The title of this post is a very famous question asked of Jesus Christ by the Roman governor Pilate. He didn’t mean it as an actual question, he wasn’t asking. It was more of a rhetorical comment on the relativity of truth, if it even exists at all. If truth is a sliding scale, then it is simply based on the whims or preferences of the population, and of little to no use at all.

A few weeks ago, I watched a Netflix documentary called Nobody Speak: Trials of the Free Press. It purported to be about the legal battle between a website called Gawker and Hulk Hogan. It seems the Hulkster had made a video of himself having sex with his buddy’s wife, and somehow, Gawker got the tape and made it public. Is this the kind of thing that qualifies as news? Is this what people want to see? Before we are very quick to answer, we should replace “Hulk Hogan” with “Kim Kardashian” or “Paris Hilton” or “Pamela Anderson.” Of course we don’t want to see Hulk Hogan’s sex tape, but apparently, we do have an insatiable appetite for the sex tapes of young women, and we really don’t care too much how they are procured.

I say purported because the doc was actually about the person that funded the Hukster’s lawsuit, which he won, and another case of very very wealthy people attacking a media outlet that published a story that was quite unflattering. It was about news and truth and the effect of money on those 2 things.

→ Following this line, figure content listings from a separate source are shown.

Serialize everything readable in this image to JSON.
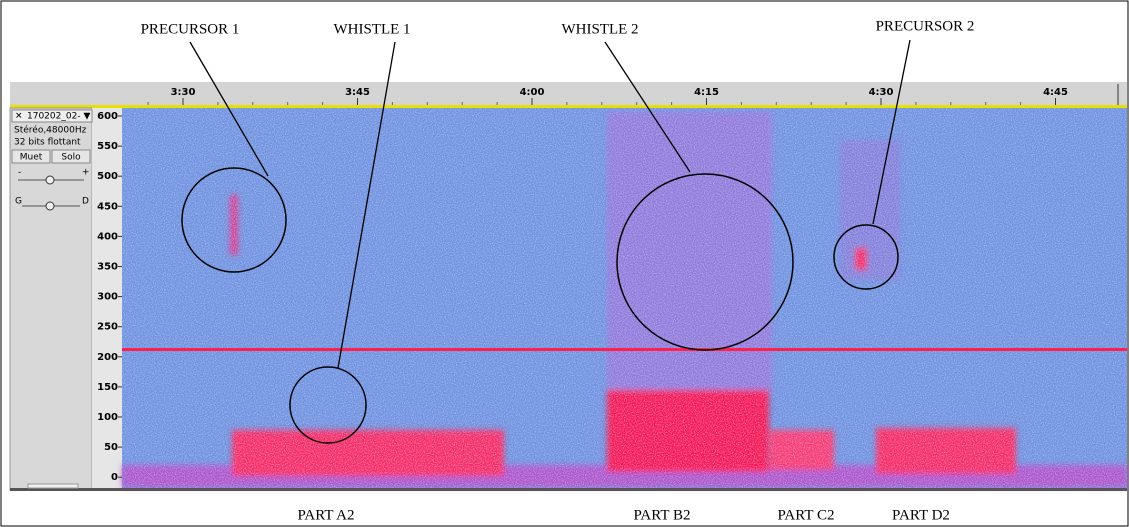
{
  "annotations": [
    "PRECURSOR 1",
    "WHISTLE 1",
    "WHISTLE 2",
    "PRECURSOR 2"
  ],
  "parts": [
    "PART A2",
    "PART B2",
    "PART C2",
    "PART D2"
  ],
  "ruler": {
    "ticks": [
      "3:30",
      "3:45",
      "4:00",
      "4:15",
      "4:30",
      "4:45"
    ]
  },
  "track": {
    "name": "170202_02-",
    "format": "Stéréo,48000Hz",
    "bits": "32 bits flottant",
    "buttons": [
      "Muet",
      "Solo"
    ],
    "gain": [
      "-",
      "+"
    ],
    "pan": [
      "G",
      "D"
    ]
  },
  "frequency_axis": {
    "ticks": [
      "600",
      "550",
      "500",
      "450",
      "400",
      "350",
      "300",
      "250",
      "200",
      "150",
      "100",
      "50",
      "0"
    ]
  }
}
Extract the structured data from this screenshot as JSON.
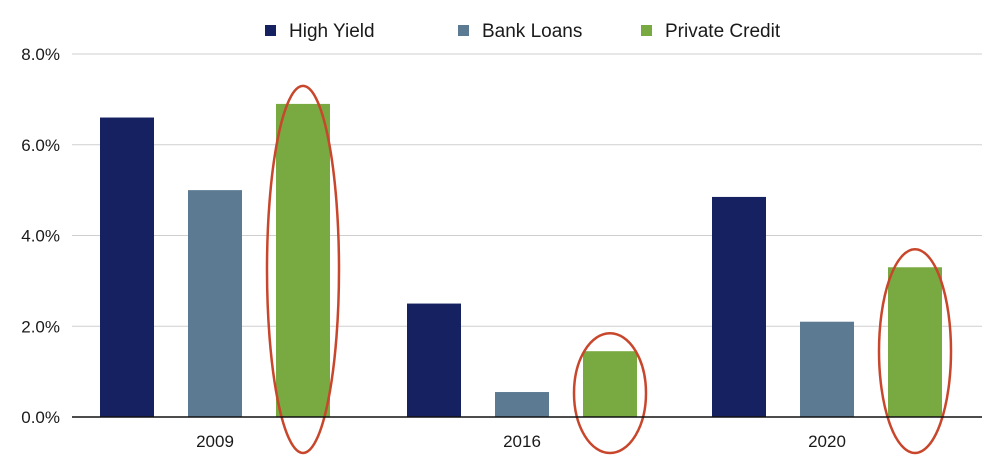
{
  "chart_data": {
    "type": "bar",
    "categories": [
      "2009",
      "2016",
      "2020"
    ],
    "series": [
      {
        "name": "High Yield",
        "color": "#162161",
        "values": [
          6.6,
          2.5,
          4.85
        ]
      },
      {
        "name": "Bank Loans",
        "color": "#5c7a92",
        "values": [
          5.0,
          0.55,
          2.1
        ]
      },
      {
        "name": "Private Credit",
        "color": "#79a941",
        "values": [
          6.9,
          1.45,
          3.3
        ]
      }
    ],
    "y_ticks": [
      "0.0%",
      "2.0%",
      "4.0%",
      "6.0%",
      "8.0%"
    ],
    "ylim": [
      0,
      8
    ],
    "grid": true,
    "legend_position": "top-center",
    "highlight": {
      "series": "Private Credit",
      "shape": "ellipse",
      "color": "#c8462b"
    }
  }
}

The other documentary I watched was Eat The Rich, about the GameStop stock market manipulation. It was great – you should watch that one – but in it, a stock broker simplified the entire situation: He said (and I’m paraphrasing), if a company is healthy and well run, it’s stock price will go up. If i’s not, it won’t. That’s how the stock market works (or is supposed to work – there are lots of factors that can tamper with that purity, as you can imagine). The GameStop event represented the absolute divorce of stock price from the actual business. What was true didn’t matter at all.

These 2 documentaries had almost nothing in common except a Pilate-eque perspective of the truth, namely, that there isn’t any. You just get to choose what is true. I hesitate to say our culture, because it appears that it is every culture, for as long as human beings have been walking on this earth, that wants to ground truth in our own experience and opinion. Instead of The Truth, it’s ‘the truth’ or ‘my truth.’

When you see a news story, do you believe it? Does it matter if it’s on Fox News, Facebook or CNN? When you see statistics about COVID or the pros/cons of masking, do you trust what you read, or is it “fake news?” Our relationship with the truth has always been tenuous, but now it seems nonexistent, and there’s no way that can be a good thing. If nothing is real, nothing is sunk into stone, then how do we ever find the comfort that comes from consistency? There simply can’t be consistency when facts are a matter of perspective and objectivity is a myth. No wonder we all have such anxiety.

Who knows? Maybe there isn’t any Truth, maybe there never was, but I’m pretty sure none of us believe that. Instead, maybe there has always been Truth, maybe it’s always been the same Truth, and maybe we need to hold onto it a little tighter.